New York: Targeting a protein might allow treatment of alcoholism and simultaneously prevent alcohol-induced heart and liver damage, a new study has found.
The protein called RGS6 (regulator of G protein signalling 6) acts through two separate mechanisms to control alcohol-seeking behaviour and alcohol-induced cell death in heart, liver, and other organs, the findings showed.
"We propose that inhibiting this RGS6 protein could represent a new approach to counteract alcohol dependence and at the same time protect against the cell-killing actions of alcohol in the heart and liver," said lead researcher Rory Fisher from the University of Iowa in the US.
There currently are only a few drugs that purport to treat alcohol dependence and none that treat the damaging effects alcohol has on various organs.
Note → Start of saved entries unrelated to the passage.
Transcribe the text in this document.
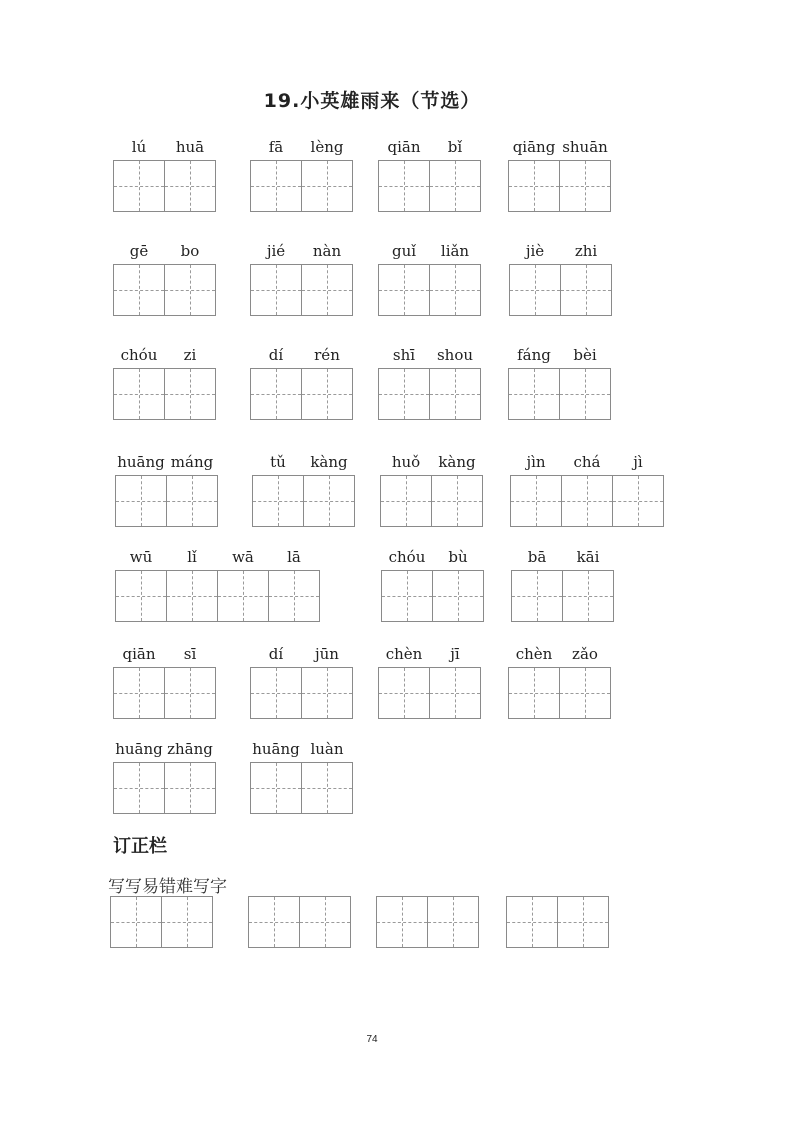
19.小英雄雨来（节选）
lú	huā	fā	lèng	qiān	bǐ	qiāng shuān
gē	bo	jié	nàn	guǐ	liǎn	jiè	zhi
chóu	zi	dí	rén	shī	shou	fáng	bèi
huāng máng	tǔ	kàng	huǒ	kàng	jìn	chá	jì
wū	lǐ	wā	lā	chóu	bù	bā	kāi
qiān	sī	dí	jūn	chèn	jī	chèn	zǎo
huāng zhāng	huāng luàn
订正栏
写写易错难写字
74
The new study suggests that targeting the actions of RGS6 might accomplish both aims.
The researchers used mice lacking RGS6 to probe the protein's roles in both alcohol craving and organ damage.
The researchers found that when given free access to alcohol, mice without the RGS6 protein consumed less alcohol than wild-type mice with the concerned protein.
The mice without RGS6 also were less susceptible to alcohol-induced reward and had less severe and shorter-lived alcohol withdrawal symptoms.
In the brain, RSG6 is involved in alcohol craving by controlling levels of dopamine, a neurotransmitter associated with addiction and reward-seeking behaviour.
In the heart and liver, RSG6's effect is based on its role in a pathway that causes cell death through production of damaging compounds called reactive oxygen species, the findings showed.
The study appeared online in the journal Early Edition of the Proceedings of the National Academy of Sciences (PNAS).